JK Rowling
© The Fact Site
If anyone deserves the accolade "national treasure", it is JK Rowling. The Harry Potter author is one of Britain's biggest taxpayers; stumping up almost £120 million over the past three years. No jiggery-pokery, all paid directly through Scotland's self-assessment system. During lockdown, Rowling donated £1m to UK charities working with homeless people and victims of domestic abuse. Her talent, entrepreneurship and triumph over adversity make her a superb role model for children, while her defence of women's rights is inspirational.

Yet far from being hailed for her vast contribution to public life, our pathetic cultural elite desperately hope she will disappear. The phrase 'cancel culture' could have been invented to describe what Rowling endures. In refusing to compromise on her belief that being a woman is a biological reality she has been branded a heretic, dropped from polite society and legitimised as a target for insult and abuse.

Rather than honouring Rowling, at schools across the country, virtue-signaling teachers have insisted on erasing her name from the titles of school houses. And not merely content with distancing themselves from Rowling, others brand her work dangerous. It emerged this week that the University of Chester has slapped trigger warnings on Harry Potter books, cautioning students on the "young adult literature" module that the texts may prompt, "difficult conversations about gender, race, sexuality, class and identity."

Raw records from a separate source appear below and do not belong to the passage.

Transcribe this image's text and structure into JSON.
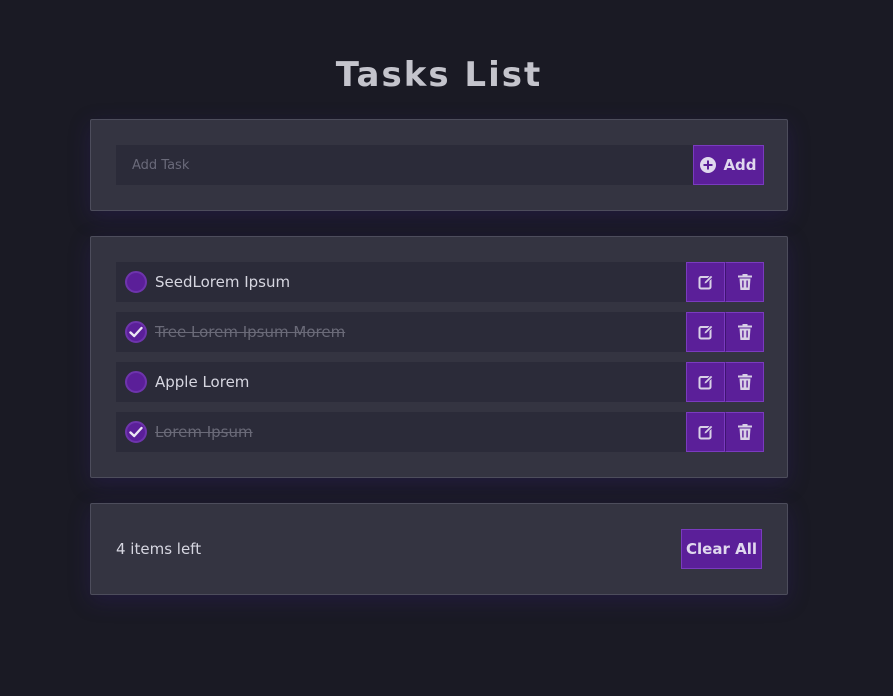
{
  "header": {
    "title": "Tasks List"
  },
  "add_form": {
    "placeholder": "Add Task",
    "value": "",
    "button_label": "Add",
    "button_icon": "plus-circle-icon"
  },
  "tasks": [
    {
      "text": "SeedLorem Ipsum",
      "completed": false
    },
    {
      "text": "Tree Lorem Ipsum Morem",
      "completed": true
    },
    {
      "text": "Apple Lorem",
      "completed": false
    },
    {
      "text": "Lorem Ipsum",
      "completed": true
    }
  ],
  "task_actions": {
    "edit_icon": "edit-icon",
    "delete_icon": "trash-icon"
  },
  "footer": {
    "items_left": "4 items left",
    "clear_label": "Clear All"
  },
  "colors": {
    "background": "#1a1a24",
    "card": "#343441",
    "accent": "#5b1f99",
    "input": "#2b2b39"
  }
}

Trigger warnings emerged on US campuses about a decade ago. They were said to allow students who had suffered past psychological trauma to prepare themselves for content that might provoke flashbacks. Since then, their use has exploded.

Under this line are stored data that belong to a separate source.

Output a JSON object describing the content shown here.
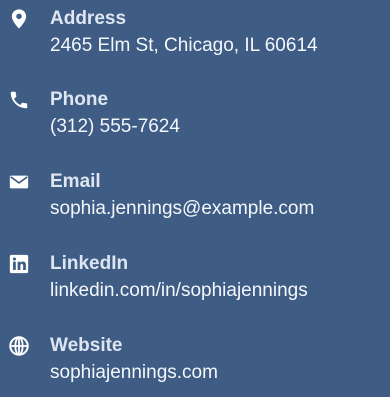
{
  "contacts": [
    {
      "icon": "map-pin-icon",
      "label": "Address",
      "value": "2465 Elm St, Chicago, IL 60614"
    },
    {
      "icon": "phone-icon",
      "label": "Phone",
      "value": "(312) 555-7624"
    },
    {
      "icon": "envelope-icon",
      "label": "Email",
      "value": "sophia.jennings@example.com"
    },
    {
      "icon": "linkedin-icon",
      "label": "LinkedIn",
      "value": "linkedin.com/in/sophiajennings"
    },
    {
      "icon": "globe-icon",
      "label": "Website",
      "value": "sophiajennings.com"
    }
  ],
  "colors": {
    "background": "#3e5c84",
    "label": "#dde6f1",
    "value": "#f4f7fb",
    "icon": "#ffffff"
  }
}
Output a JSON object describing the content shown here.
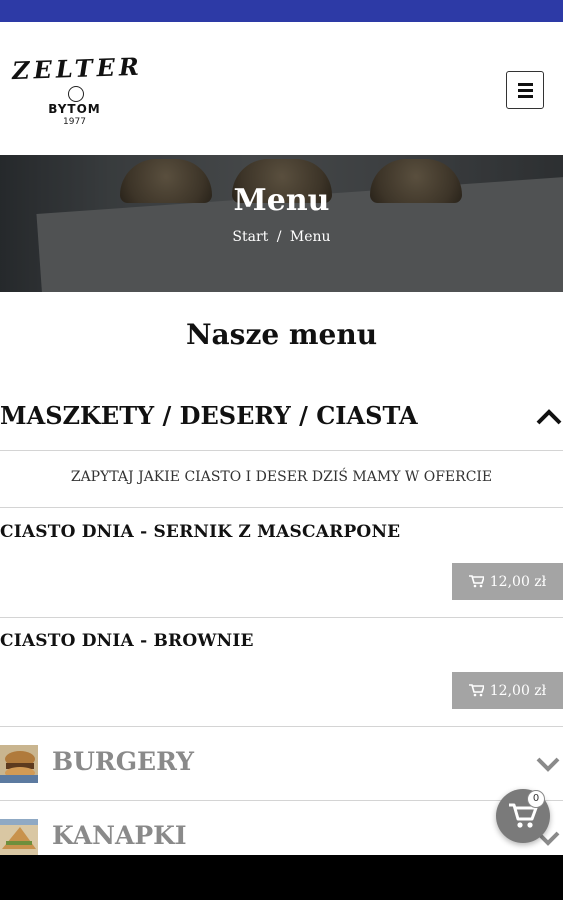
{
  "brand": {
    "name": "ZELTER",
    "city": "BYTOM",
    "year": "1977"
  },
  "hero": {
    "title": "Menu",
    "breadcrumb": [
      "Start",
      "/",
      "Menu"
    ]
  },
  "section_title": "Nasze menu",
  "open_category": {
    "title": "MASZKETY / DESERY / CIASTA",
    "note": "ZAPYTAJ JAKIE CIASTO I DESER DZIŚ MAMY W OFERCIE",
    "items": [
      {
        "name": "CIASTO DNIA - SERNIK Z MASCARPONE",
        "price": "12,00 zł"
      },
      {
        "name": "CIASTO DNIA - BROWNIE",
        "price": "12,00 zł"
      }
    ]
  },
  "categories": [
    {
      "title": "BURGERY"
    },
    {
      "title": "KANAPKI"
    }
  ],
  "cart": {
    "count": "0"
  },
  "colors": {
    "status_bar": "#2d3aa6",
    "price_button": "#a4a4a4",
    "cart_button": "#7a7a7a",
    "collapsed_title": "#8a8a8a"
  },
  "icons": {
    "menu": "hamburger-icon",
    "collapse": "chevron-up-icon",
    "expand": "chevron-down-icon",
    "cart": "cart-icon"
  }
}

In the same week, we learnt that the University of Northampton is advising students that Nineteen Eighty-Four contains "explicit material" that they might find "offensive and upsetting". Call me callous but wasn't that rather Orwell's point? Readers are supposed to find the censorious and controlling state offensive, not be protected from it. But such warnings are no longer about safeguarding the vulnerable: they are red flags designed to highlight politically controversial content.

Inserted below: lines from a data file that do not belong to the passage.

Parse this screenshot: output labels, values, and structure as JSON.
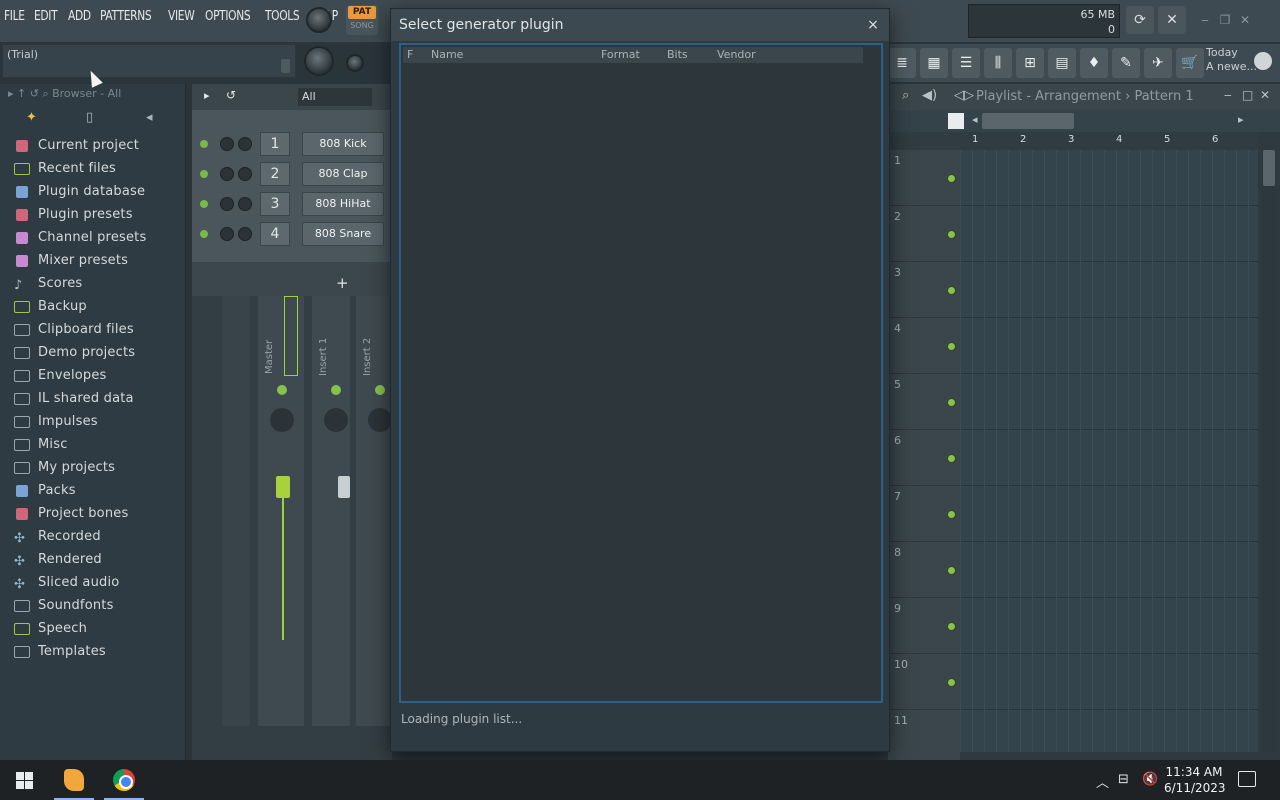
{
  "menu": {
    "items": [
      "FILE",
      "EDIT",
      "ADD",
      "PATTERNS",
      "VIEW",
      "OPTIONS",
      "TOOLS",
      "HELP"
    ]
  },
  "hint_bar": {
    "text": "(Trial)"
  },
  "transport": {
    "pat_label": "PAT",
    "song_label": "SONG"
  },
  "memory": {
    "value": "65 MB",
    "secondary": "0"
  },
  "news": {
    "line1": "Today",
    "line2": "A newe..."
  },
  "browser": {
    "title": "Browser - All",
    "items": [
      {
        "label": "Current project",
        "icon": "project-icon"
      },
      {
        "label": "Recent files",
        "icon": "recent-files-icon"
      },
      {
        "label": "Plugin database",
        "icon": "plugin-database-icon"
      },
      {
        "label": "Plugin presets",
        "icon": "plugin-presets-icon"
      },
      {
        "label": "Channel presets",
        "icon": "channel-presets-icon"
      },
      {
        "label": "Mixer presets",
        "icon": "mixer-presets-icon"
      },
      {
        "label": "Scores",
        "icon": "note-icon"
      },
      {
        "label": "Backup",
        "icon": "backup-folder-icon"
      },
      {
        "label": "Clipboard files",
        "icon": "folder-icon"
      },
      {
        "label": "Demo projects",
        "icon": "folder-icon"
      },
      {
        "label": "Envelopes",
        "icon": "folder-icon"
      },
      {
        "label": "IL shared data",
        "icon": "folder-icon"
      },
      {
        "label": "Impulses",
        "icon": "folder-icon"
      },
      {
        "label": "Misc",
        "icon": "folder-icon"
      },
      {
        "label": "My projects",
        "icon": "folder-icon"
      },
      {
        "label": "Packs",
        "icon": "packs-icon"
      },
      {
        "label": "Project bones",
        "icon": "project-bones-icon"
      },
      {
        "label": "Recorded",
        "icon": "recorded-icon"
      },
      {
        "label": "Rendered",
        "icon": "rendered-icon"
      },
      {
        "label": "Sliced audio",
        "icon": "sliced-audio-icon"
      },
      {
        "label": "Soundfonts",
        "icon": "folder-icon"
      },
      {
        "label": "Speech",
        "icon": "speech-icon"
      },
      {
        "label": "Templates",
        "icon": "folder-icon"
      }
    ]
  },
  "channel_rack": {
    "filter": "All",
    "channels": [
      {
        "num": "1",
        "name": "808 Kick"
      },
      {
        "num": "2",
        "name": "808 Clap"
      },
      {
        "num": "3",
        "name": "808 HiHat"
      },
      {
        "num": "4",
        "name": "808 Snare"
      }
    ],
    "add_label": "+"
  },
  "mixer": {
    "strips": [
      "Master",
      "Insert 1",
      "Insert 2"
    ]
  },
  "playlist": {
    "title": "Playlist - Arrangement",
    "pattern": "Pattern 1",
    "ruler": [
      "1",
      "2",
      "3",
      "4",
      "5",
      "6"
    ],
    "tracks": [
      "1",
      "2",
      "3",
      "4",
      "5",
      "6",
      "7",
      "8",
      "9",
      "10",
      "11"
    ]
  },
  "dialog": {
    "title": "Select generator plugin",
    "close": "×",
    "columns": {
      "f": "F",
      "name": "Name",
      "format": "Format",
      "bits": "Bits",
      "vendor": "Vendor"
    },
    "status": "Loading plugin list..."
  },
  "taskbar": {
    "time": "11:34 AM",
    "date": "6/11/2023"
  }
}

When even Harry Potter - a series more suited to 10 year-olds than university students - is considered "dangerous", then what book is safe? To Kill A Mockingbird is being purged from school reading lists from Nevada to Edinburgh. A Tennessee school board has banned Pulitzer prize-winning Holocaust novel, Maus. And publisher Pan Macmillan recently cut all ties with author Kate Clanchy after social media critics attacked her Orwell-prize winning account of school life, Some Kids I Taught and What They Taught Me for supposedly employing "racist" stereotypes.

The overbearing cultural elites dominating schools, academia and publishing assume that without their prescriptive advice we might read books with outdated racist attitudes and become racist. We might read Harry Potter and become transphobic. These self-appointed moral guardians need to back off and leave readers to make up their own minds.

A final, and particularly grating, dimension to all of this is that many of today's woke censors conduct their antics at our expense. Were it not for taxpayer subsidies, institutions from the BBC to many UK universities wouldn't exist to provide a platform for the virtue signallers to impose their prejudices on the rest of society. Nor would divisive pressure groups such as Stonewall survive without a steady flow of public cash.

Meanwhile, Rowling calmly carries on writing, selling books and stumping up the taxes that pay her critics' wages. They should be thanking her, not trying to cancel her.